Estava deitado na cama e apesar da luz apagada, da madrugada e do quase silêncio só interrompido pelos grilos e sapos que passeavam janela a fora, não conseguia dormir. Olhava com insistência pra pequena luz vermelha da televisão, o que significava que com um toque no controle, ela de novo acenderia e me traria de volta pro ritual que é dormir: sentir sono, deitar e ver um pouco de televisão, até desliga-la e virar para o canto. Resisti.
Não sabia muito bem por quanto tempo havia ficado ali parado olhando pra luz, mas sabia que era tempo o suficiente pra que um mundo inteiro se construísse e se desabasse.
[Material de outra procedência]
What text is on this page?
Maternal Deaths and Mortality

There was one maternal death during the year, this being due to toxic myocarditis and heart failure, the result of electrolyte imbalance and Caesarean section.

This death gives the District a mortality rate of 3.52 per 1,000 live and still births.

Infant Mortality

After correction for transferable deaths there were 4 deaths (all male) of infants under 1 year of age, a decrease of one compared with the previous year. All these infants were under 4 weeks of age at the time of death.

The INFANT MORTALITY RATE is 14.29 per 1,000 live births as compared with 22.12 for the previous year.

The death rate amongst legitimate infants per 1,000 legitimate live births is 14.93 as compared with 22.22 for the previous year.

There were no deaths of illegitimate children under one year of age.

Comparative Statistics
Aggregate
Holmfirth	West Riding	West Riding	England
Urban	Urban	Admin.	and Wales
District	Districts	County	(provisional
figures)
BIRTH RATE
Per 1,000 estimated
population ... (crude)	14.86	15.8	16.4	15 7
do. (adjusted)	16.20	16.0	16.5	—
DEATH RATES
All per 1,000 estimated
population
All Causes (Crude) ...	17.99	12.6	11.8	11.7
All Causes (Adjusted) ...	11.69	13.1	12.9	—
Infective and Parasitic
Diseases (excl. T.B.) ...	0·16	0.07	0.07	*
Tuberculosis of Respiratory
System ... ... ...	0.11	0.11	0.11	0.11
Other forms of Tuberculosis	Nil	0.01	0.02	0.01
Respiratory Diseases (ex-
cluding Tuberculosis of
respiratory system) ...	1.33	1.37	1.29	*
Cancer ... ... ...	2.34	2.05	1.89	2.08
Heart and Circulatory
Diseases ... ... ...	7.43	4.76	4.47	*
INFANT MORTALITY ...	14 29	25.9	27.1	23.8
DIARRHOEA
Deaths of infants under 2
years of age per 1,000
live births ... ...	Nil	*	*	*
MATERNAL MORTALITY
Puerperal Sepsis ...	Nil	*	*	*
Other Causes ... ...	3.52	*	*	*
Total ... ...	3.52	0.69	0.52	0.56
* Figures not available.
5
Foi quando de súbito me veio a frase: “estou escrevendo um conto.” Foi assustador, percebi que no meu silêncio havia criado, elaborado, formulado e editado uma história inteira com detalhes, tramas, ápices, clímax, clima, personagens e vidas completas, ou fragmentos de vidas, ou então o suficiente para que um conto fosse criado. A partir de então, comecei a relembrar e reescrever o conto, como se aperfeiçoasse o rascunho que havia criado sem perceber.
O meu conto era o melhor conto do mundo naquele momento, porque ele não tinha tempo. Trechos chatos eram interrompidos com reticências e lá se dava um salto temporal de um ano, dois, até mais, para mais um trechinho da história aparecer e quando ela se completava, aparecia como mágica o fim daquele trecho chato, e aparecia um flashblack a cores e corrigia a chatisse anterior. Uma personagem que havia morrido deixou o conto muito pra baixo e me revoltei contra o autor, mudei tudo de novo e fiz renascer aquela moça linda e loura que passara na vida do nosso herói, e ela voltou numa cena linda: chorava numa praça, sentada ao chão com os braços junto ao corpo e o herói que ia para o enterro de seu pai, vira ela ali daquele jeito e gritara o seu nome alto, ela interrompia o choro e sorria também, e levantando-se,
davam-se as mãos, olhavam para o lado e se abraçavam. A próxima cena era deles num restaurante. O pai dele não precisava mais morrer.
Foi assim, que entre a insônia e a memória, criei uma história. Ela era grande demais pra mim, tinha tantos detalhes que minha própria mente não podia comportar, não assim, do jeito que eu estava, na cama, preso, porque deitar e não dormir é uma prisão, ao menos que se consiga abdicar da noite, o que é improvável. Por isso que essa minha história ficou sem fim, porque ela entrou nos sonhos e me acompanhou ao dormir. Minha história ficou sem mim.